1st. Because being created by state aid, it is more likely than a natural system to require state help.
[…]
3rdly. Because, our one reserve is, by the necessity of its nature, given over to one board of directors, and we are therefore dependent on the wisdom of that one only, and cannot, as in most trades, strike an average of the wisdom and the folly, the discretion and the indiscretion, of many competitors.
Granted, the first point referred to the Bank of England. But we can easily apply it to our current banking system, whose growth since Bagehot’s time was partly based on political connections and state protection. Our financial system has been so distorted by regulations over time than it has arguably been built by the state. As a result, when crisis strikes, it requires state help, exactly as Bagehot predicted. The second point is also interesting given that central bankers are accused all around the world of continuously controlling and distorting financial markets through various (misguided or not) monetary policies.
For all the system ills, however, he argued against proposing a fundamental reform of the system:
I shall be at once asked—Do you propose a revolution? Do you propose to abandon the one-reserve system, and create anew a many-reserve system? My plain answer is that I do not propose it. I know it would be childish. Credit in business is like loyalty in Government. You must take what you can find of it, and work with it if possible.
Bagehot admitted that it was not reasonable to try to shake the system, that it was (unfortunately) there to stay.

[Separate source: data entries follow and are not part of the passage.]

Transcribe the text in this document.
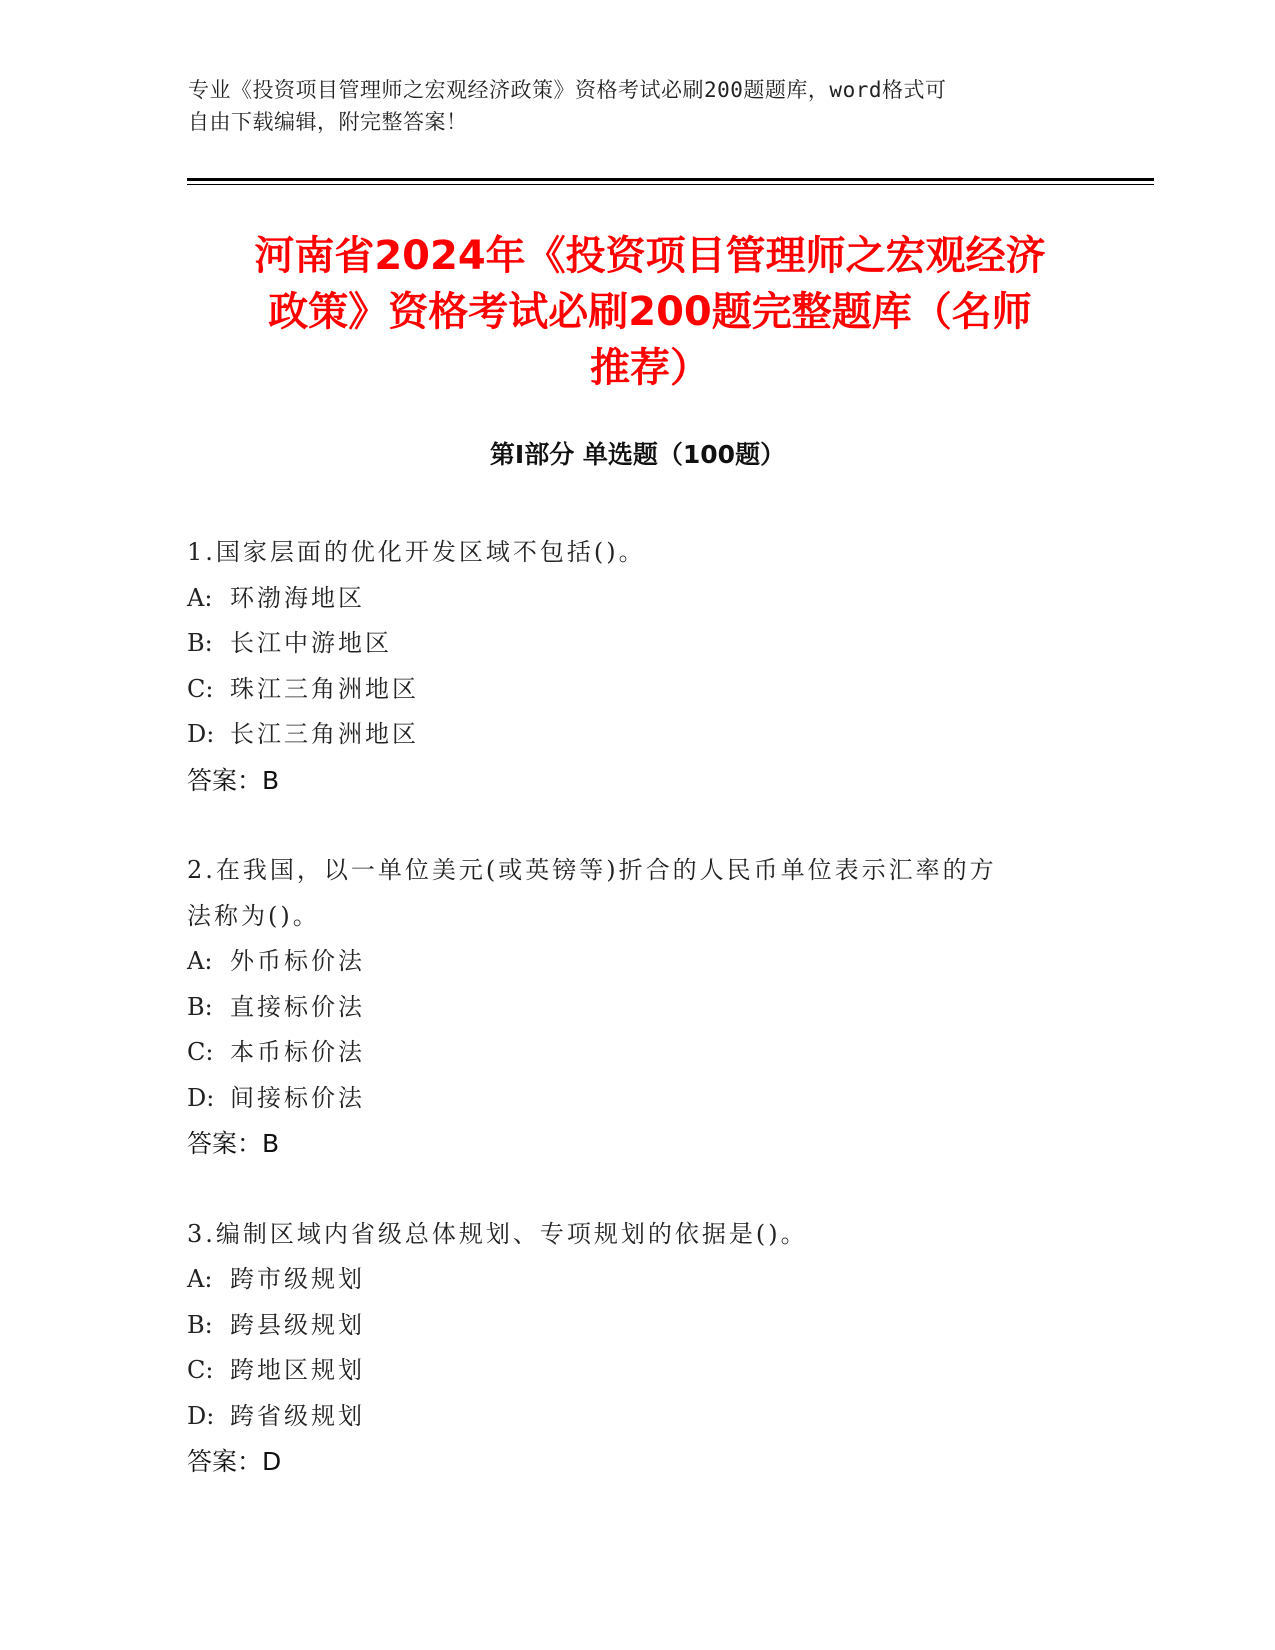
专业《投资项目管理师之宏观经济政策》资格考试必刷200题题库，word格式可
自由下载编辑，附完整答案！
河南省2024年《投资项目管理师之宏观经济
政策》资格考试必刷200题完整题库（名师
推荐）
第I部分 单选题（100题）
1.国家层面的优化开发区域不包括()。
A: 环渤海地区
B: 长江中游地区
C: 珠江三角洲地区
D: 长江三角洲地区
答案：B
2.在我国，以一单位美元(或英镑等)折合的人民币单位表示汇率的方
法称为()。
A: 外币标价法
B: 直接标价法
C: 本币标价法
D: 间接标价法
答案：B
3.编制区域内省级总体规划、专项规划的依据是()。
A: 跨市级规划
B: 跨县级规划
C: 跨地区规划
D: 跨省级规划
答案：D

The only pragmatic thing to do was to try to make it more efficient given the circumstances.
But what did he think was a good system then? (chapter 4):
Under a good system of banking, a great collapse, except from rebellion or invasion, would probably not happen. A large number of banks, each feeling that their credit was at stake in keeping a good reserve, probably would keep one; if any one did not, it would be criticised constantly, and would soon lose its standing, and in the end disappear. And such banks would meet an incipient panic freely, and generously; they would advance out of their reserve boldly and largely, for each individual bank would fear suspicion, and know that at such periods it must ‘show strength,’ if at such times it wishes to be thought to have strength. Such a system reduces to a minimum the risk that is caused by the deposit. If the national money can safely be deposited in banks in any way, this is the way to make it safe.
What Bagehot described is a ‘free banking’ system. This is a laissez faire-type banking system that involves no more regulatory constraints than those applicable to other industries, no central bank centralising reserves or dictating monetary policy, no government control and competitive currency issuance. No regulation? No central bank to adequately control the currency and the money supply and act as a lender of last resort? No government control? Surely this is a recipe for disaster! Well…no. There have been a few free banking systems in history, in particular in Scotland and Sweden in the 19th century, to a slightly lesser extent in Canada in the 19th and early 20th, and in some other locations around the world as well. Curiously (or not), all those banking systems were very stable and much less prone to crises than the central banking ones we currently live in. Selgin and White are experts in the field if you want to learn more. If free banking was so effective, why did it disappear? There are very good reasons for that, which I’ll cover in a subsequent post on the history of central banking.
I am not claiming that Bagehot held those views for his entire life though. A younger Bagehot actually favoured monopolised-currency issuance and the one-reserve system he decried in his later life. I am not even claiming that everything he said was necessarily right. But Bagehot as a defender of free banking and against regulatory requirements of all sort is a far cry from what most academics and regulators would like us to believe today. Personally, I find that, well, very ironic.